Con el respaldo incondicional del gobernador Rubén Rocha Moya y una red de medios alineados al poder, el senador Enrique Inzunza Casares se despliega como aspirante a la gubernatura de Sinaloa. Pero su historial, marcado por acusaciones de abuso, manipulación y vínculos oscuros, desafía cualquier intento de reinvención pública. El asesinato de un funcionario ligado al crimen reabre heridas que el discurso oficial no puede maquillar.
Hay apuestas políticas que nacen manchadas. En Sinaloa, la del senador Enrique Inzunza Casares parece ser una de ellas. Desde hace meses, los operadores más cercanos al gobernador Rubén Rocha Moya —y algunos medios demasiado complacientes— trabajan una sola encomienda: limpiarle el expediente a quien carga con un historial que incomoda incluso a sus compañeros de partido. El problema es que, por más cepilladas que le den, el fango sigue ahí.
Inzunza no es un personaje nuevo en la política sinaloense. Su nombre está asociado al control férreo de instituciones, a prácticas autoritarias y a un estilo de operación política que no resiste el escrutinio público. En el Poder Judicial local hizo y deshizo, se granjeó lealtades por disciplina o miedo, y construyó una red de poder que aún hoy sigue activa, incluso desde su escaño en el Senado.
Pero el asesinato de Lázaro Gambino —funcionario de la Junta de Conciliación y Arbitraje, y familiar directo de uno de los hijos de “El Chapo” Guzmán— reventó cualquier narrativa de moralidad. No sólo por el crimen, brutal y alarmante, sino por lo que expone: los vínculos silenciosos entre estructuras institucionales y figuras ligadas al crimen organizado. ¿De verdad Inzunza y Rocha ignoraban con quién compartían escalafones? ¿O es, más bien, que el silencio y la omisión son parte del mismo sistema?
La pregunta incómoda se responde sola. Mientras tanto, el senador intensifica su exposición mediática. Columnas que lo alaban, entrevistas pactadas, giras con “espontaneidad” calculada. Todo financiado con una inyección de recursos que resulta ofensiva frente a la precariedad que viven miles de sinaloenses. Hay desesperación. Porque Enrique Inzunza quiere ser gobernador, pero primero necesita reinventarse. El problema es que la realidad lo sigue alcanzando.

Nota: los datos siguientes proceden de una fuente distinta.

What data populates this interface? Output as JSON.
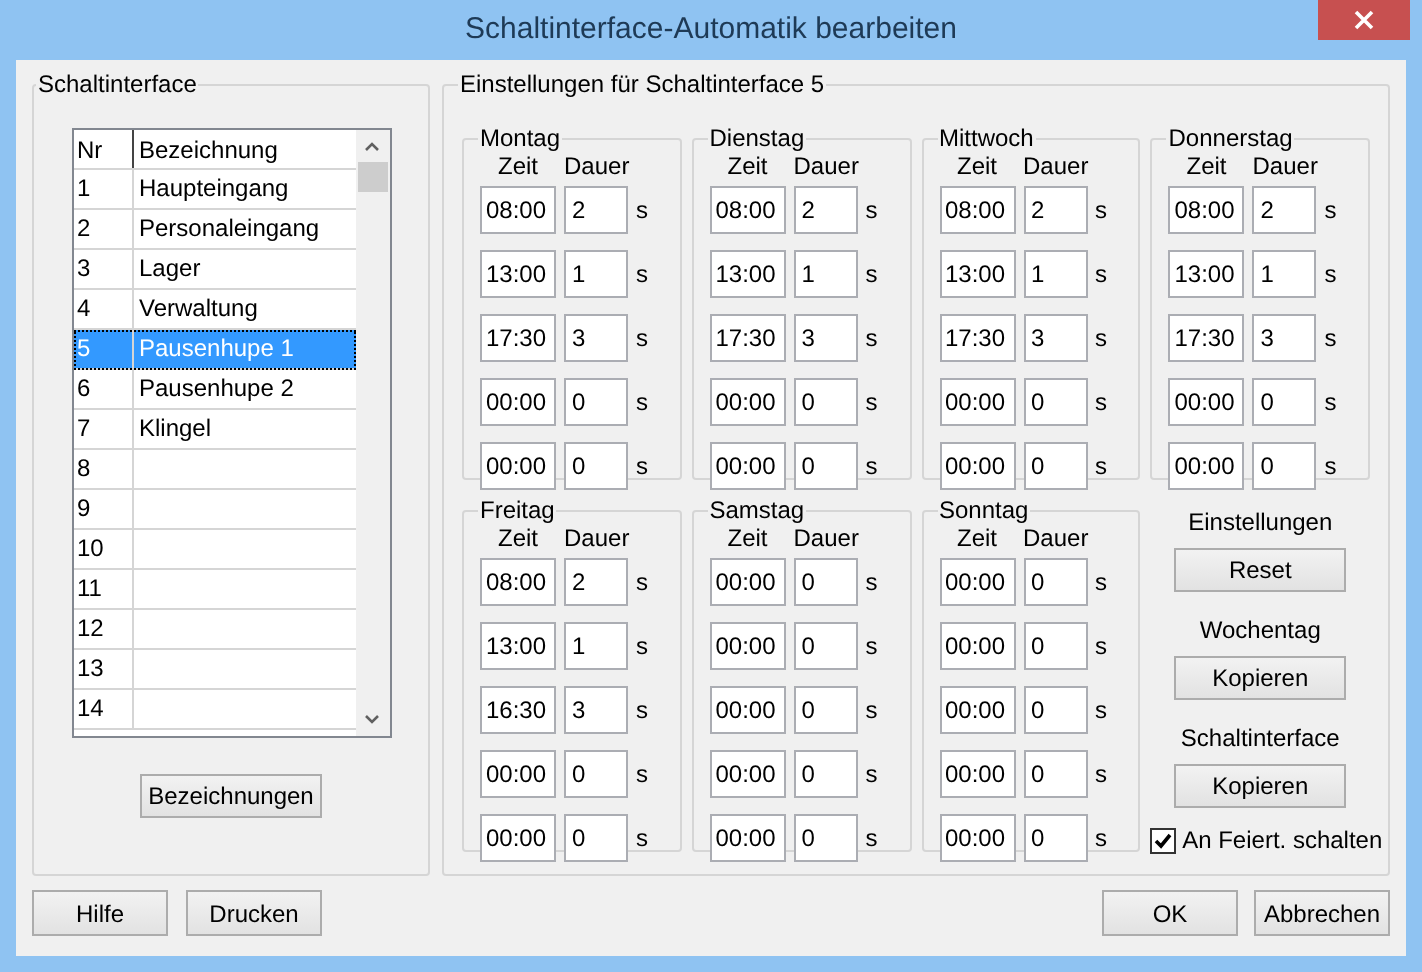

No es nuevo que Sinaloa sea tierra de tensiones entre el poder político y los intereses criminales. Pero lo que antes se manejaba con discreción, hoy se exhibe sin pudor. La figura de Inzunza condensa esta deriva: un político que predica integridad mientras concentra poder, que habla de justicia mientras criminaliza al disidente, que presume legalidad mientras opera en las sombras.
En círculos de Morena lo saben. Nadie lo dice públicamente, pero el mote de “el Hitler de los senadores” no es gratuito. Quien no se le arrodilla, desaparece del juego. Los medios que lo cuestionan son relegados. Las fiscalías se ajustan a su calendario. Y los opositores saben que enfrentarlo es caminar al filo de la navaja. Sinaloa, una vez más, se enfrenta al dilema de normalizar el abuso o levantar la voz.
En un estado golpeado por la violencia, la corrupción y el miedo, la candidatura de Enrique Inzunza no representa esperanza. Representa continuidad de un modelo vertical, cerrado, autoritario. Un modelo que se sostiene sobre silencios, lealtades forzadas y pactos ocultos.
Si Morena insiste en vestir a este personaje como su carta fuerte rumbo al 2027, lo mínimo que merece la ciudadanía es abrir los ojos antes de depositar un nuevo cheque en blanco. Porque hay manchas que no se limpian con encuestas maquilladas ni con retórica de transformación. Y porque en Sinaloa, más que un nuevo gobernador, se necesita recuperar la dignidad del poder.